Ma poi, a partire dagli anni Cinquanta, comincia, per amore, la fase vicentina. Amenduni mantiene e amplia i suoi stabilimenti pugliesi, ma nello stesso tempo avendo sposato Mariuccia Gresele, figlia del fondatore della Valbruna, comincia a occuparsi della impresa del suocero. Rimane perplesso, molto perplesso. Grande azienda, illuminata, ma non produce profitti. Qualcuno sbaglia, qualcuno imbroglia, e Don Nicola non è uomo accomodante: «o me o gli altri», dice con schiettezza. Il suocero esita, e Amenduni se ne torna con la moglie in Puglia a gestire le sue aziende comunque in crescita. Poi lo richiamano e diventa vicentino, nonostante con altri meridionali, fondi il “Borbon club”. E anche qui incontri, scontri, intuizioni anche tecniche che gli sono valse 2 lauree “Honoris causa” e tante altre offerte e rifiutate.

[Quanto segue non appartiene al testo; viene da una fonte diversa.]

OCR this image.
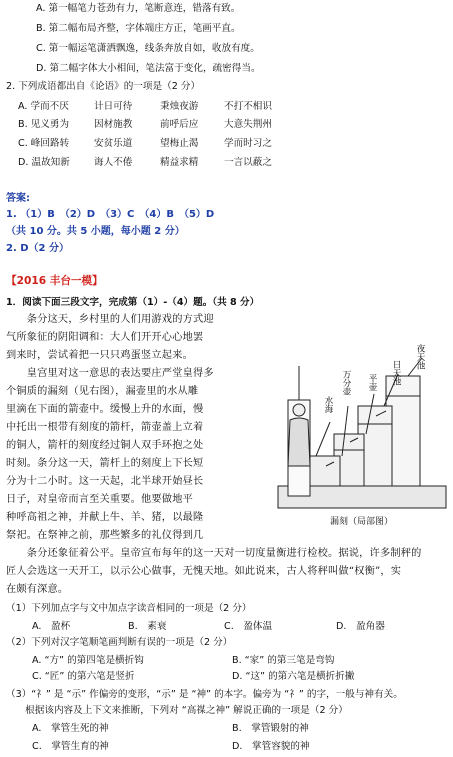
A. 第一幅笔力苍劲有力，笔断意连，错落有致。
B. 第二幅布局齐整，字体端庄方正，笔画平直。
C. 第一幅运笔潇洒飘逸，线条奔放自如，收放有度。
D. 第二幅字体大小相间，笔法富于变化，疏密得当。
2. 下列成语都出自《论语》的一项是（2 分）
A. 学而不厌	计日可待	秉烛夜游	不打不相识
B. 见义勇为	因材施教	前呼后应	大意失荆州
C. 峰回路转	安贫乐道	望梅止渴	学而时习之
D. 温故知新	诲人不倦	精益求精	一言以蔽之
答案:
1. （1）B　（2）D　（3）C　（4）B　（5）D
（共 10 分。共 5 小题，每小题 2 分）
2. D（2 分）
【2016 丰台一模】
1．阅读下面三段文字，完成第（1）-（4）题。（共 8 分）
　　条分这天，乡村里的人们用游戏的方式迎
气所象征的阴阳调和：大人们开开心心地罢
到来时，尝试着把一只只鸡蛋竖立起来。
　　皇宫里对这一意思的表达要庄严堂皇得多
个铜质的漏刻（见右图），漏壶里的水从雕
里滴在下面的箭壶中。缓慢上升的水面，慢
中托出一根带有刻度的箭杆，箭壶盖上立着
的铜人，箭杆的刻度经过铜人双手环抱之处
时刻。条分这一天，箭杆上的刻度上下长短
分为十二小时。这一天起，北半球开始昼长
日子，对皇帝而言至关重要。他要做地平
种呼高祖之神，并献上牛、羊、猪，以最隆
祭祀。在祭神之前，那些繁多的礼仪得到几
夜天池
日天池
平壶
万分壶
水海
漏刻（局部图）
　　条分还象征着公平。皇帝宣布每年的这一天对一切度量衡进行检校。据说，许多制秤的
匠人会选这一天开工，以示公心做事，无愧天地。如此说来，古人将秤叫做“权衡”，实
在颇有深意。
（1）下列加点字与文中加点字读音相同的一项是（2 分）
A.　盈杯	B.　素衰	C.　盈体温	D.　盈角器
（2）下列对汉字笔顺笔画判断有误的一项是（2 分）
A. “方” 的第四笔是横折钩	B. “家” 的第三笔是弯钩
C. “匠” 的第六笔是竖折	D. “这” 的第六笔是横折折撇
（3）“礻” 是 “示” 作偏旁的变形，“示” 是 “神” 的本字。偏旁为 “礻” 的字，一般与神有关。
　　根据该内容及上下文来推断，下列对 “高禖之神” 解说正确的一项是（2 分）
A.　掌管生死的神	B.　掌管锻射的神
C.　掌管生育的神	D.　掌管容貌的神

Non è una storia di soli successi, Amenduni non tace la propria spregiudicatezza in qualche caso, ma rivendica un costante rispetto del lavoro, la disponibilità a sostenere chi ha idee e voglia, il fastidio per chi cerca di fare i soldi senza onestà. Quando, pochi anni fa, potrebbe ritirarsi e vendere tutto per una cifra astronomica riunisce la famiglia, votano moglie e i cinque figli che lavorano tutti con lui. Insieme decidono di continuare, per un voto solo; decidono che la fabbrica deve continuare a essere loro, perché così è sempre stato. Si capisce che questo è per Don Nicola un momento fondamentale. Non dice se lui ha votato a favore o contro. È solo fiero che la famiglia abbia deciso di continuare. E lo racconta con orgoglio in questo libro, scritto per la voglia di lasciare una memoria più che per costruire la propria leggenda.
Gli introiti del libro andranno alla Fondazione San Bortolo, che lavora per l’Ospedale di Vicenza.